Aperto



Luci Afonso

Em tempos de hiperendividamento, é bom tomar alguns cuidados na hora de consumir ou de ser consumido.

Automóvel. Se você não ultrapassa os 80 quilômetros por hora, só usa o carro durante o dia, não dirige com chuva e nunca sai do Plano Piloto, resista à tentação de comprar, em 48 prestações altíssimas, um modelo superesporte, motor 1.8, faróis de milha, rodas de liga leve e outros acessórios que nunca aprenderá a usar. Há o risco de atrasar as prestações e ter que repassar o veículo pelo preço que conseguir achar na Cidade do Automóvel, antes que o Oficial de Justiça apareça com o mandado de busca e apreensão.

Transporte alternativo. Se a situação acima se concretizar, passe a utilizar o serviço de radiotáxi para se locomover. Escolha um bom livro para ler enquanto aguarda e exija sempre os 30%, mesmo que o motorista seja uma besta e finja não saber que o desconto é obrigatório. Por precaução, vá pesquisando os trajetos, tarifas e horários dos zebrinhas e circulares, caso a situação se agrave.

Eletrodomésticos. Se você não dispõe de tempo nem de paciência para assistir à TV, evite adquirir uma LCD, 42 polegadas, conectável a todos os tipos de mídia existentes. Provavelmente, você só ligará a antena coletiva, o DVD e a televisão a cabo, para sua mãe usar duas vezes por semana, quando vier cuidar do neto. Na remota possibilidade de precisar vender o aparelho, anuncie nos classificados de domingo, levante-se às 5 da manhã para atender às ligações e aceite a oferta do primeiro casal que aparecer. No mesmo dia, convide seu ex-marido para almoçar e, enquanto serve o frango assado com farofa (16 reais na Só Frango), pergunte que fim levou a televisão de tubo, 29 polegadas, que você lhe deu ano passado.

Doações. Cancele todas as contribuições a entidades beneficentes e esclareça que não tem previsão de quando poderá ajudá-las novamente. Se as voluntárias continuarem ligando, não se comova com a entonação dramática nem se deixe seduzir pelos elogios desinteressados que elas certamente farão à sua bondade e desprendimento.
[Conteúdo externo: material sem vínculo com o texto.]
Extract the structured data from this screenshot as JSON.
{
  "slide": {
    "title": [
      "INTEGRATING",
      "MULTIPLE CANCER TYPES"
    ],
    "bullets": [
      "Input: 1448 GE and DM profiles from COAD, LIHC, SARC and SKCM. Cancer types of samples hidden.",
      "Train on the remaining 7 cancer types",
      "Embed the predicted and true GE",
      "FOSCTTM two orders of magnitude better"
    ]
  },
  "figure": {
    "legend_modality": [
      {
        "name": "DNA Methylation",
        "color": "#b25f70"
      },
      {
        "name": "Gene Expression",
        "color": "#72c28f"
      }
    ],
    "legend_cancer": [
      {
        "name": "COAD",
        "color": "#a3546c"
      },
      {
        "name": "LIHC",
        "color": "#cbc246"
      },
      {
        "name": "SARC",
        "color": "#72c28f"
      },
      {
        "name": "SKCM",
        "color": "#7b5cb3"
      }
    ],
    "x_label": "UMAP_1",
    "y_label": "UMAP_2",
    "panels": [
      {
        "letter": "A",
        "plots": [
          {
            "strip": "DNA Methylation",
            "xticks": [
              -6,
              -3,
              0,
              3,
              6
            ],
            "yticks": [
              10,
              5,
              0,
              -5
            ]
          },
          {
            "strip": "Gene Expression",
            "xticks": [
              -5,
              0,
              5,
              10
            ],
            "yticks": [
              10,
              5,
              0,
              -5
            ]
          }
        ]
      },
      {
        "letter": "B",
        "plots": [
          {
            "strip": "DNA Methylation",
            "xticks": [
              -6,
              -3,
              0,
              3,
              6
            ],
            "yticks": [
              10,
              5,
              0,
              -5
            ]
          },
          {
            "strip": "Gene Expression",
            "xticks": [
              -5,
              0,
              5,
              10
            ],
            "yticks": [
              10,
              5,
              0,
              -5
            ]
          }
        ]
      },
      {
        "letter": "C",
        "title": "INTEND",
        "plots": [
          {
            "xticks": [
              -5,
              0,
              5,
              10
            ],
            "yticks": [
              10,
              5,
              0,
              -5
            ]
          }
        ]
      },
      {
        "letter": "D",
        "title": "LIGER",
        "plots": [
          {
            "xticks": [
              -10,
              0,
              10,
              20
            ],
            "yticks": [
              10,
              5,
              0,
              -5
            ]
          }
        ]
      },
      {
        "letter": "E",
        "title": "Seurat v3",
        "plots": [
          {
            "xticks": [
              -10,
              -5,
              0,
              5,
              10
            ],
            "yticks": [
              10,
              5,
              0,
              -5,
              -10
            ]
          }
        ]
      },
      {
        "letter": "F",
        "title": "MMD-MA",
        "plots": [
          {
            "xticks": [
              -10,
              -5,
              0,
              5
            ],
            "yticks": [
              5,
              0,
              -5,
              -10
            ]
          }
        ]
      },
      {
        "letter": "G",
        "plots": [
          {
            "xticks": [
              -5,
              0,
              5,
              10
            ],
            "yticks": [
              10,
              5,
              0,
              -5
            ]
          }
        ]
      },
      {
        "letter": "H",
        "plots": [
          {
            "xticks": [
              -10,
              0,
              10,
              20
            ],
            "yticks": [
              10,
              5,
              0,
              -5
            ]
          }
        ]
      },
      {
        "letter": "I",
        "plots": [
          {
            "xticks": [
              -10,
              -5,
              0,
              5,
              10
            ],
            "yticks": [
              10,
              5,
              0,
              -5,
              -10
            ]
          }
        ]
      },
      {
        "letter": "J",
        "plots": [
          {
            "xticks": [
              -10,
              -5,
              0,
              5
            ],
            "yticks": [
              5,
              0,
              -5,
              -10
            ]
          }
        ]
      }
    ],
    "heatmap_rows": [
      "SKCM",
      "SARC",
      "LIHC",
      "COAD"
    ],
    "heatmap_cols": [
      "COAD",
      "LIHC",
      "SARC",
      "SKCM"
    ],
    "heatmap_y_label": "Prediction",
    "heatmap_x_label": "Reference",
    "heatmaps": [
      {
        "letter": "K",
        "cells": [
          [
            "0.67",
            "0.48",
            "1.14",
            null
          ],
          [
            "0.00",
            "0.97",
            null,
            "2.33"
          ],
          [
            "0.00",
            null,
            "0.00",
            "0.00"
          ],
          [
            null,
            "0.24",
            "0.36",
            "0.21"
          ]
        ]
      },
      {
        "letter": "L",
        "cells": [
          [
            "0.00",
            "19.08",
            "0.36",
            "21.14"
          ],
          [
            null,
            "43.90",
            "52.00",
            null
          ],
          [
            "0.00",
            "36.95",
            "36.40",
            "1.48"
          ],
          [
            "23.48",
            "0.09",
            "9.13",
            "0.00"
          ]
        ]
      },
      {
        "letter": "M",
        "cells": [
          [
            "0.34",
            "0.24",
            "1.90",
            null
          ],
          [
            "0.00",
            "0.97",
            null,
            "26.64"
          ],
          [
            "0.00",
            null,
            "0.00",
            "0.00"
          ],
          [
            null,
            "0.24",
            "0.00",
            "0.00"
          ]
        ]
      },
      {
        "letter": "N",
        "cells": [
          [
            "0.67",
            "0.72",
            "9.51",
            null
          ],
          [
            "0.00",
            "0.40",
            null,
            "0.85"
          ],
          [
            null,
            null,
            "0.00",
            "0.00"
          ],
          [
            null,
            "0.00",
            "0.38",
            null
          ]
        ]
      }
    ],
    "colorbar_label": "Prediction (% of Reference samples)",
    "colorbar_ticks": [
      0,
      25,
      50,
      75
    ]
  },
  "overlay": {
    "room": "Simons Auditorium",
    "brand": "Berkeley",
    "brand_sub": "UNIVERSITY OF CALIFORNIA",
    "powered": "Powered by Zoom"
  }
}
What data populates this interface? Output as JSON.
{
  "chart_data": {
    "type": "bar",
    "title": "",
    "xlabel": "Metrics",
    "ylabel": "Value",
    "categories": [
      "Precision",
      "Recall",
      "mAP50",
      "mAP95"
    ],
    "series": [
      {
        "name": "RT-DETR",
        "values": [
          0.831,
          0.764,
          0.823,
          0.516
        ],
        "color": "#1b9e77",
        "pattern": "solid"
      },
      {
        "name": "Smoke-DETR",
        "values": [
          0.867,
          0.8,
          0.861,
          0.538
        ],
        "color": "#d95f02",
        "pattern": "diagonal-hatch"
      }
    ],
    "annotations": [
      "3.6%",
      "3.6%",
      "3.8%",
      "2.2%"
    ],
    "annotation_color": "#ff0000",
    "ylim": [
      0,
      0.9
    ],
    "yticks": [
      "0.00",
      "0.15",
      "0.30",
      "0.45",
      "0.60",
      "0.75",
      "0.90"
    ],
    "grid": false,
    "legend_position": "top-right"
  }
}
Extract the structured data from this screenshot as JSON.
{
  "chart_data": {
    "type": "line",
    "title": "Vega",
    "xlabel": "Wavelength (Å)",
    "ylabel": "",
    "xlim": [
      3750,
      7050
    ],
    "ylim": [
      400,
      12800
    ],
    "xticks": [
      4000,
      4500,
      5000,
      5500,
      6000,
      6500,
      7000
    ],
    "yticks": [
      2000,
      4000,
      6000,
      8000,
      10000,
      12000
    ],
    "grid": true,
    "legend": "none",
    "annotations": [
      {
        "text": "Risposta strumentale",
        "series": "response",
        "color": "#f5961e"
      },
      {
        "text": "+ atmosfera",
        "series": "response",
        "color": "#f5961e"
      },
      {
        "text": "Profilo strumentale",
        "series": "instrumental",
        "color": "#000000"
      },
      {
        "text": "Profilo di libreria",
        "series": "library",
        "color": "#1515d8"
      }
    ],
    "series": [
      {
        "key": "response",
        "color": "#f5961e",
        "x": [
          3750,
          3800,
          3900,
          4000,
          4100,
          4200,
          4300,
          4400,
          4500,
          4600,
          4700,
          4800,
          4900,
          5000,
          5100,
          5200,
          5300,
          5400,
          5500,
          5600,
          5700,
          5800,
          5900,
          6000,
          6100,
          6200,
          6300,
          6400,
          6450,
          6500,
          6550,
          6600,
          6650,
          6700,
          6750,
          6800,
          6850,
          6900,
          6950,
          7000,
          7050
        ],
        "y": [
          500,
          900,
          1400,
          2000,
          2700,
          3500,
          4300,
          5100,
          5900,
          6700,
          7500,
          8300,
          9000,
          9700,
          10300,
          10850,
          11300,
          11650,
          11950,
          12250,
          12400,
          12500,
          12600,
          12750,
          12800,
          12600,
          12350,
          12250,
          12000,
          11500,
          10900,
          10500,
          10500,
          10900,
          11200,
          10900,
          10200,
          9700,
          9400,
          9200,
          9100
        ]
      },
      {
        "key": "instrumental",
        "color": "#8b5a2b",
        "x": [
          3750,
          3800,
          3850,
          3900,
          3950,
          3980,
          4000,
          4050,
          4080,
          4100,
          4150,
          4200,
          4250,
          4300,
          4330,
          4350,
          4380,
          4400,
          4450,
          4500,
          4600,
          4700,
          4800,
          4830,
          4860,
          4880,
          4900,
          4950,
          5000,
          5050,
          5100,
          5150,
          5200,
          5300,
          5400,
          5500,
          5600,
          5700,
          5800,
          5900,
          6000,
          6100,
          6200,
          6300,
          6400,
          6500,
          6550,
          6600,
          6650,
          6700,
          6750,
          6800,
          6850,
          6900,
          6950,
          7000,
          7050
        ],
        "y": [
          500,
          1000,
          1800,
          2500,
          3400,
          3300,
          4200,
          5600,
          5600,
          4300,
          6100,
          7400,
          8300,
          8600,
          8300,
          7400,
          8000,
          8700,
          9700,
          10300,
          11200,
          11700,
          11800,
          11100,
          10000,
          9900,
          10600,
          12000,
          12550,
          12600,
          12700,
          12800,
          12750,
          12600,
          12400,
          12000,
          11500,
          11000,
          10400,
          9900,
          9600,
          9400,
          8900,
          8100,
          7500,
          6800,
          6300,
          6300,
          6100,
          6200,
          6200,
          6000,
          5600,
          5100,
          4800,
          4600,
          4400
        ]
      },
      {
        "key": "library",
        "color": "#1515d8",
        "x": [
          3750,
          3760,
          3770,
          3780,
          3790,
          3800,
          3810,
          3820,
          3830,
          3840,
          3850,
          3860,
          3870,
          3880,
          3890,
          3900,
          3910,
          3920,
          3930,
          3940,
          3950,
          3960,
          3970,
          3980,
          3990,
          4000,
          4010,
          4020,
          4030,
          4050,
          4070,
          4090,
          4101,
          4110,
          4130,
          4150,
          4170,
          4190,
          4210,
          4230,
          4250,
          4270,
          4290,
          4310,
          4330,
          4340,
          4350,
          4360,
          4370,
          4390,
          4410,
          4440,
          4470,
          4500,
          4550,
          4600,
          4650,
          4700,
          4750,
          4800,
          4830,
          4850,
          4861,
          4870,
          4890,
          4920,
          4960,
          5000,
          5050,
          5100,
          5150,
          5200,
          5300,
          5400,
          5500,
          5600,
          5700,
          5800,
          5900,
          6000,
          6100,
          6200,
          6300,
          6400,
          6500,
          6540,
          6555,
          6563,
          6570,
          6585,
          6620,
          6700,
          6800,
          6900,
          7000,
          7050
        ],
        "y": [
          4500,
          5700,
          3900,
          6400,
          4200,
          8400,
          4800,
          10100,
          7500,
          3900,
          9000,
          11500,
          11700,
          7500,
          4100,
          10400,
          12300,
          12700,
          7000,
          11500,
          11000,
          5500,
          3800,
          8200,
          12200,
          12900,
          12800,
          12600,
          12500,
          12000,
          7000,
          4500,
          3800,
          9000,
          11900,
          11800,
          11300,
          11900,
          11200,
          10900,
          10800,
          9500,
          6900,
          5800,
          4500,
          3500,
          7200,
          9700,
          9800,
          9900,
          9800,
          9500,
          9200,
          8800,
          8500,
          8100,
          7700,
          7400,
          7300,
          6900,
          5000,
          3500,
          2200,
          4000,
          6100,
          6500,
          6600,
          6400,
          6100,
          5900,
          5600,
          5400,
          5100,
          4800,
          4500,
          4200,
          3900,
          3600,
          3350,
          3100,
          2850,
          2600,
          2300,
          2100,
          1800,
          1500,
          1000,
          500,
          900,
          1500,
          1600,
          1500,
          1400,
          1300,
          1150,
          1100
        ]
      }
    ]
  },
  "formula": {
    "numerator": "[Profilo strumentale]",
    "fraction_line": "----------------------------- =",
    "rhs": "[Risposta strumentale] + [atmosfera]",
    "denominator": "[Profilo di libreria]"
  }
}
Parentes. Não importa o quanto você ame seus familiares, não assuma compromissos por eles. Afeto e finanças são uma combinação explosiva. Se um parente deixar de cobrir um cheque que você emprestou ou de pagar um empréstimo que você fez para tirá-lo do sufoco, o prejuízo será enorme, assim como a chateação de fingir que nada aconteceu. Desconfie, principalmente, de ascendentes de primeiro grau, que na hora do favor agradecem com os olhos brilhantes e a expressão “Deus lhe pague”, mas, na hora da cobrança, sentem-se ofendidos e juram nunca mais fazer negócios com você.

Esses são os principais perigos. Há outros, mas o zebrinha vem chegando e preciso tomar cuidado para não perdê-lo.